The World Cup 2010. Massive amounts of media dollars spent by a few big brands wanting to associate themselves with the beautiful game and getting some exclusive media rights to the tournament. For every other brand the challenge is to punk them without the need to be an official sponsor. Nike have pretty much done this already with their Write the Future campaign and despite the cool Adidas Originals Star Wars mash up, most of Adidas’ publicity has been about THAT ball.
And then there’s the official alcohol brand. Budweiser have spent gazillions to be FIFA’s drinking buddy and I’m still a little gobsmacked when I see some people in the crowd clutching a bottle. There’s a good reason it’s banned in stadiums over here, not entirely sure why it’s not over there. Anyway, I digress.
How do you ambush the Bud party, get yourself noticed and talked about?
1) Buy a load of tickets of an ex Wimbledon player who has somehow managed to get to the World Cup as a pundit – and subsequently been fired for his lack of ability to keep his ticket allocation to family and friends (and with the best headline so far from The Sun – tout of Africa). If only it was Mick McCarthy, is he the dullest man in the universe?
2) Hire a harem of hot, blonde, Dutch girls.
3) Dress them in matching orange mini-dresses and give them the match tickets to the Holland game.
4) Rely on TV camera crews to pick up on hot, blonde, Dutch girls in short dresses and let the lingering camera shots do the rest. Bonus points if the game is dull and therefore more crowd footage.

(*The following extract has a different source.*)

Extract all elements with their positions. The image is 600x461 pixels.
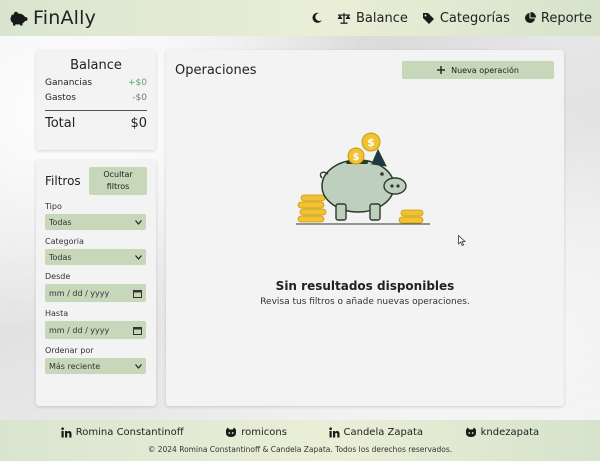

5) People will go “phwoooar, look at them! Why are they dressed all the same?” Google becomes your friend. Voila, everyone knows it’s for Dutch beer Bavaria. And they’ve done it before.
Hurrah! Job done. Girls in newspapers everywhere, brand gets noticed, Bud punk’d, less money spent. Everyone loves you.
Except in this case, FIFA and Bud didn’t like being punk’d. They got mad, they got the girls evicted (somewhat expected) and then the organisers arrested (most unexpected)! The world has gone mad. Sure they want to protect their investment but there was no overt branding on the dresses. No one really has a clue what Bavaria beer is still. This just makes Bud and FIFA look like dorks. Shame on them.
But good for Bavaria – they’re planning on more stunts with different colour dresses. Perhaps this World Cup will get interesting at last. Especially if Mick has been generous with his tickets.
Who wants to drink Bud with football anyway? I’d rather have a bevy of hot girls in orange dresses any day.